The Ferrari-Alfa Romeo Connection
Costruzioni Meccaniche Nazionali's (CMN) roots were in the aviation business, but it turned to automobile production at the end of the war to keep its workforce busy. Enzo Ferrari graduated from tester to racing driver, and that rekindled his childhood dream of being a top competitor.
He remained with CMN for a year, then pooled resources with mechanic Guglielmo Carraroli to buy an old Isotta Fraschini Grand Prix car. But it was Ferrari’s piloting of an Alfa Romeo 20/30 to second overall in 1920’s grueling Targa Florio that landed him on the racing-driver map.
“I felt like I was the Lord of the Universe,” he wrote of driving the Alfa. “Still, what mattered to me most was the fact it gained me an official entry into the Alfa circles, made me practically an Alfa team driver like Campari and Baldoni.”
He had indeed reached the big leagues. Alfa Romeo was only 10 years old at the time, but it was, along with luxury maker Isotta Fraschini, the biggest fish in Milan’s burgeoning automotive industry.
Originally named A.L.F.A. (Anomica Lombardo Fabbrica Automobili), the firm produced sports and racing cars along with airplane engines and large, sturdy automobiles. Thanks to a class win in April 1911, at the 1,500 kilometer, five-stage Modena trials, competition became a core element of the company’s raison d’être.
Alfa’s jump into the winner’s circle and onto the front pages of Italy’s newspapers was not a smooth one. From 1912 to 1914, the company was embroiled in strikes and labor discord, a matter exacerbated by insufficient operating capital. In 1915, Nicola Romeo, a successful industrialist with a background in engineering, purchased the firm; he would change the cars’ name to Alfa Romeo in 1918.
Alfa was relatively flush with cash from wartime munitions and tractor production when Enzo Ferrari entered the fold. Enzo was a proficient driver, not up to the stature of teammates such as Giuseppe Campari, but still good enough to garner press coverage and the occasional victory, the first of which was at Circuito di Savio in 1923.
By then, Alfa was once again in financial difficulty, thanks to the failure of one of its largest creditors and to the era’s chronic labor strife. Intervention by Prime Minister Benito Mussolini, himself an auto enthusiast, helped prevent the firm from going under.

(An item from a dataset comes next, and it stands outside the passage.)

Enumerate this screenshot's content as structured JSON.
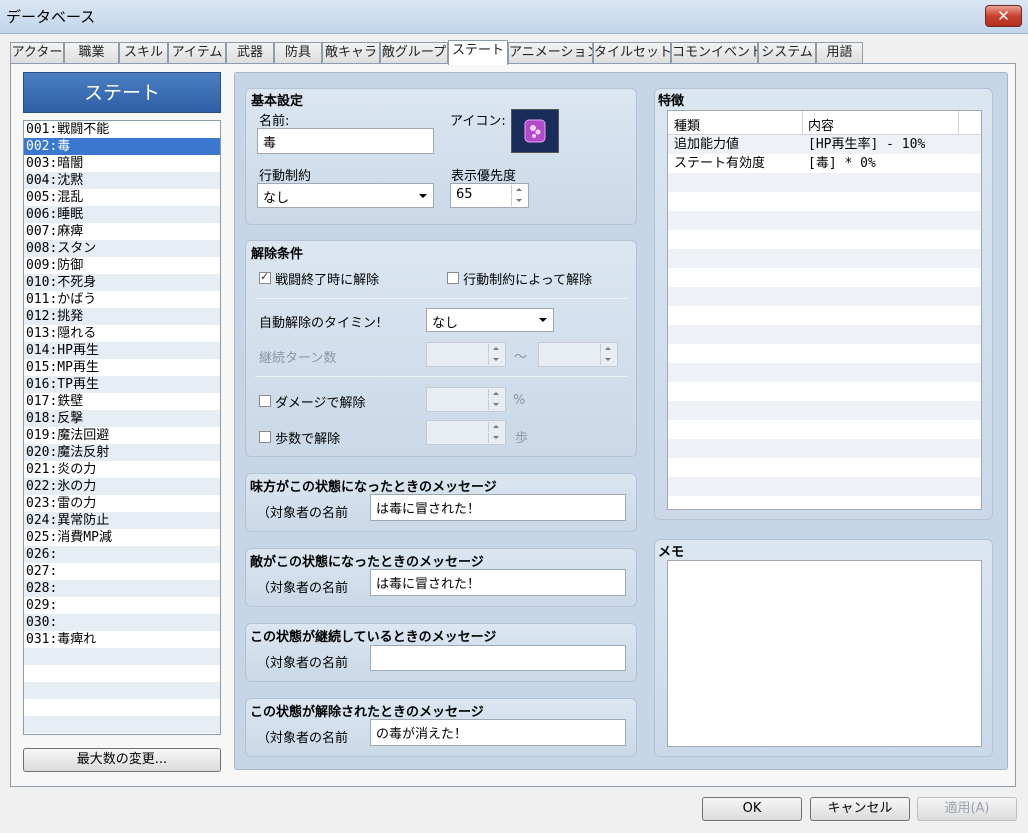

Though Ferrari continued to race through the 1920s, by the middle of the decade, he was proving to be a power behind the scenes. Nicola Romeo sent him to Turin to lure Vittorio Jano to Alfa, and Ferrari set the wheels in motion for the noted engineer to join the company in late 1923. Ferrari traveled constantly, in contact with the era’s best drivers and with numerous influential individuals, in and out of the auto industry.
By the second half of the decade, Ferrari was examining his driving career. “If you want spectacular results,” he noted in his memoirs, “you have to know how to treat your car badly. Ill-treatment means excessive gearshifts, pushing the car further than the engine will bear, reckless braking, all the things that got in the way of my feeling for the machinery. The fact is I don’t drive simply to get from A to B. I enjoy feeling the car’s reactions, becoming a part of it, forming a single unit. I couldn’t inflict suffering on it.”
He thus diversified by investing in businesses in the auto industry. He became Alfa Romeo’s dealer for the Emilia-Romagna region around Modena, and set up an office in Bologna.
“I found myself overwhelmed by an almost morbid desire to do something for the motor car, for this creature I was so passionately fond of,” he wrote. “So although I was doing well enough to justify pursuing a driving career, I had my sights set on wider, more ambitious horizons.”